Life was pretty simple in college. Wake up, eat, go to class, eat again, go to class, eat again, homework, friends, video games, and then bed. Maybe there were a few more things in between, but in general it really was that simple. Life was easy, life was also fun, and aside from thinking about tuition, life was cheap! There were hardly any expenses beyond food, drink, and entertainment — and all were minimal.
We are used to this lifestyle. Perhaps we don’t know any differently yet, but we enjoy it too. Therefore, one of the most basic principles that my wife and have I adopted in these months right out of college is to continue living like a college student. Our idea is to take this principle and make it a big influence on our budget. We are already used to a lower income lifestyle — and lower consumption. And although we are now making the big bucks with our first real jobs, we did not want to become the typical American family by always spending what they made. That isn’t the path for us.
There are too many stories in the news about people living paycheck-to-paycheck and just making ends meet. It’s sad — and I have real empathy for them. I also don’t want to become like them. So this feels like our first real opportunity to break out of that mold and go a different way. As I’ve been reading several personal finance books, rental property books, and online resources, I keep hearing a phrase repeated over-and-over too: “I wish we would have started a lot younger.” Reading this countless times, it clicked in my head that we have a real chance to do what all these other people had only wished to be able to do. Save and invest as much as possible while young. We’re young, right? Yes! The path to achieving this is to keep things simple — to continue living like a college student for a while longer.
The thought is to at least keep up this idea until we have our own real home. Not a duplex, but our first single family home. Until then we will use this opportunity to keep expenses low and start saving as much as possible. And perhaps we will continue it longer, or as long as we can stand it. We aren’t going to live in squalor, but we aren’t going to go out and buy every “new thing” as soon as it comes out. That means no new flat-panel plasma TV. Our 32″ tube TV is just fine. No new car. Our current ones are just fine. We certainly didn’t need these things in college to enjoy life, so we don’t need new (or upgraded) things now.
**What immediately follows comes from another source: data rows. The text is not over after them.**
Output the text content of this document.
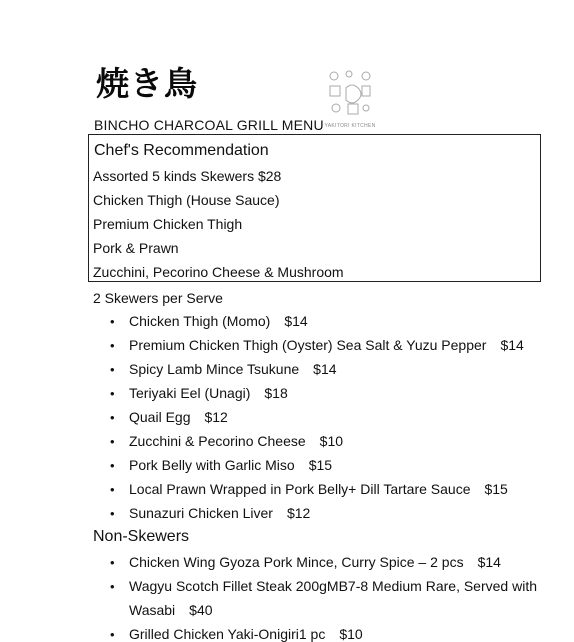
焼き鳥
YAKITORI KITCHEN
BINCHO CHARCOAL GRILL MENU
Chef's Recommendation
Assorted 5 kinds Skewers $28
Chicken Thigh (House Sauce)
Premium Chicken Thigh
Pork & Prawn
Zucchini, Pecorino Cheese & Mushroom
2 Skewers per Serve
• Chicken Thigh (Momo) $14
• Premium Chicken Thigh (Oyster) Sea Salt & Yuzu Pepper $14
• Spicy Lamb Mince Tsukune $14
• Teriyaki Eel (Unagi) $18
• Quail Egg $12
• Zucchini & Pecorino Cheese $10
• Pork Belly with Garlic Miso $15
• Local Prawn Wrapped in Pork Belly+ Dill Tartare Sauce $15
• Sunazuri Chicken Liver $12
Non-Skewers
• Chicken Wing Gyoza Pork Mince, Curry Spice – 2 pcs $14
• Wagyu Scotch Fillet Steak 200gMB7-8 Medium Rare, Served with
Wasabi $40
• Grilled Chicken Yaki-Onigiri1 pc $10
With this principle at our side, our monthly budgets have started to look really good. This is the most money we’ve ever had — and we continue to earn good paychecks each and every month. It has been more-than-enough to cover our basic necessities, several fun items, and plenty for savings. But we’re trying to prevent “excess” in any categories based on our “live like a college student” principle. We’re keeping it simple. I haven’t shared our budget yet, but I intend to dedicate a future post to it and will go into each category with much more detail. The quick summary is our gross income is $8,493/month and our savings is $4,042/month. That puts our overall savings rate at 47.5%. The point is we are putting this principle into action now, and I hope our future selves will be glad we did.